KANALNEWS.co, Palembang – Tuan rumah Sriwijaya FC gagal meraih poin sempurna setelah hanya bermain imbang 2-2 saat  menjamu tamunya Barito Putera pada laga lanjutan Indonesia Soccer Championship 2016 Senin (28/11/2016) sore.

Pada laga yang berlangsung di Stadion Gelora Sriwijaya Jakabaring, Palembang, Laskar Wong Kito, julukan Sriwijaya FC harus tertinggal lebih dahulu melalui gol cepat yang diciptakan Paolo Oktavianus Sitanggang pada menit ke-4. Gol Paolo berawal dari umpan terobosan Aef Maulana. Mantan bomber Timnas U-19 itu dengan mudah melepaskan tendangan ke arah gawang yang tak mampu dijangkau Tri Hamdani.

Firman Utina dan kawan-kawan tersentak dengan gol cepat Aef tersebut, semangat tim tuan rumah bangkit dengan melancarkan serangan ke jantung pertahanan lawan.

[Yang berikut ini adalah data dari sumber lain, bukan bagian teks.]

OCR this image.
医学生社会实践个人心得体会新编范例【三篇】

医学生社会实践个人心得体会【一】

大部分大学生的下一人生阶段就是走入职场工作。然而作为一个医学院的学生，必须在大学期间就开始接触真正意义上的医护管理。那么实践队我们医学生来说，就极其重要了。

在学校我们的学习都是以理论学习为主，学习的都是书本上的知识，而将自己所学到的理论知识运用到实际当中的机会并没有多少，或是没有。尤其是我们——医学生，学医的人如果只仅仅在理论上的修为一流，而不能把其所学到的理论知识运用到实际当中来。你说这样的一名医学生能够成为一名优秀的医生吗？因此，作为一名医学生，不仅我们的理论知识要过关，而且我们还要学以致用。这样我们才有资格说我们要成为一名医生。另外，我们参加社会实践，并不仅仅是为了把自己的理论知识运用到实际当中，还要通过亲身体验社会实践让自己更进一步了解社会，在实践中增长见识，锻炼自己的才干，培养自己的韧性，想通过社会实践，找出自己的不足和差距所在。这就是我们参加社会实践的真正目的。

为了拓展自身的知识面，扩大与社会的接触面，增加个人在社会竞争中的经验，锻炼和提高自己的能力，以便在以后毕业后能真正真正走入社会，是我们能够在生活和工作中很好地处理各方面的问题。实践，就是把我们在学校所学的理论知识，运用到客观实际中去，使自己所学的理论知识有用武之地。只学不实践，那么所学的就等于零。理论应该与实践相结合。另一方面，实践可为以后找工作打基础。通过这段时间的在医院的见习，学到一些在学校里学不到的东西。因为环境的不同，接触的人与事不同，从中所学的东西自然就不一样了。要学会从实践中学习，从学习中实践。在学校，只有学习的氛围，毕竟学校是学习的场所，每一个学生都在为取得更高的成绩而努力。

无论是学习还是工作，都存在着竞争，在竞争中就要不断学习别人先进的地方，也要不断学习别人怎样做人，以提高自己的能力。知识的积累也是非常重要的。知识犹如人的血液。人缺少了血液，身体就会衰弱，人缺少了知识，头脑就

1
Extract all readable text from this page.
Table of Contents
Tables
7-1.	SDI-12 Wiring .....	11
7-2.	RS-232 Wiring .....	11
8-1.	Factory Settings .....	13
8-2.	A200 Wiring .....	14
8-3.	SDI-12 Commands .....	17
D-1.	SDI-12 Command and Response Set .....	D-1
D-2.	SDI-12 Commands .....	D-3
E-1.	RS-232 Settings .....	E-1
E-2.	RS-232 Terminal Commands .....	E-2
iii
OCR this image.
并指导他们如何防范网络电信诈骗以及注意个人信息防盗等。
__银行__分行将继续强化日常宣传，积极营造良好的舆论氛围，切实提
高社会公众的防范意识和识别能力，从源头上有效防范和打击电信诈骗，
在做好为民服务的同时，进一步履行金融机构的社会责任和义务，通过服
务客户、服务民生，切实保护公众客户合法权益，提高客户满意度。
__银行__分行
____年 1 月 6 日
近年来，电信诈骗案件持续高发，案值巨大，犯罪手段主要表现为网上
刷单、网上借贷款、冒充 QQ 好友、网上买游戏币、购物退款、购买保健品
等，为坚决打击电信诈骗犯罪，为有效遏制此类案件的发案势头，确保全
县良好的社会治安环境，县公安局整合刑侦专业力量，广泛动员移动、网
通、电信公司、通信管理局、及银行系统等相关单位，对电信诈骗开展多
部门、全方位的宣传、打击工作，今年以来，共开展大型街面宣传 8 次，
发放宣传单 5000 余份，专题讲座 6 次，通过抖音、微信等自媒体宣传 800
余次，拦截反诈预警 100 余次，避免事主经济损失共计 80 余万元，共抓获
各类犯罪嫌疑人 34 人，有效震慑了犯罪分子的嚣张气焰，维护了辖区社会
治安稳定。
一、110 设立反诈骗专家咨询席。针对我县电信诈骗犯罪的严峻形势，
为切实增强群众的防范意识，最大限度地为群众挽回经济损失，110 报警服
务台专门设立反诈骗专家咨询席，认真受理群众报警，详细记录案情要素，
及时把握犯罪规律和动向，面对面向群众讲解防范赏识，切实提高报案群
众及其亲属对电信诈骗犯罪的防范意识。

Namun ketatnya barisan pertahanan tuan rumah membuat striker andalan Alberto “Beto” Goncalves kesulitan menembus area kotak penalti.

Usaha SFC baru menemukan hasil pada menit 37 melalui Beto yang memanfaatkan bola muntah dari sepakan keras Hilton Moreira. Skor pada babak pertama berkahir 1-1.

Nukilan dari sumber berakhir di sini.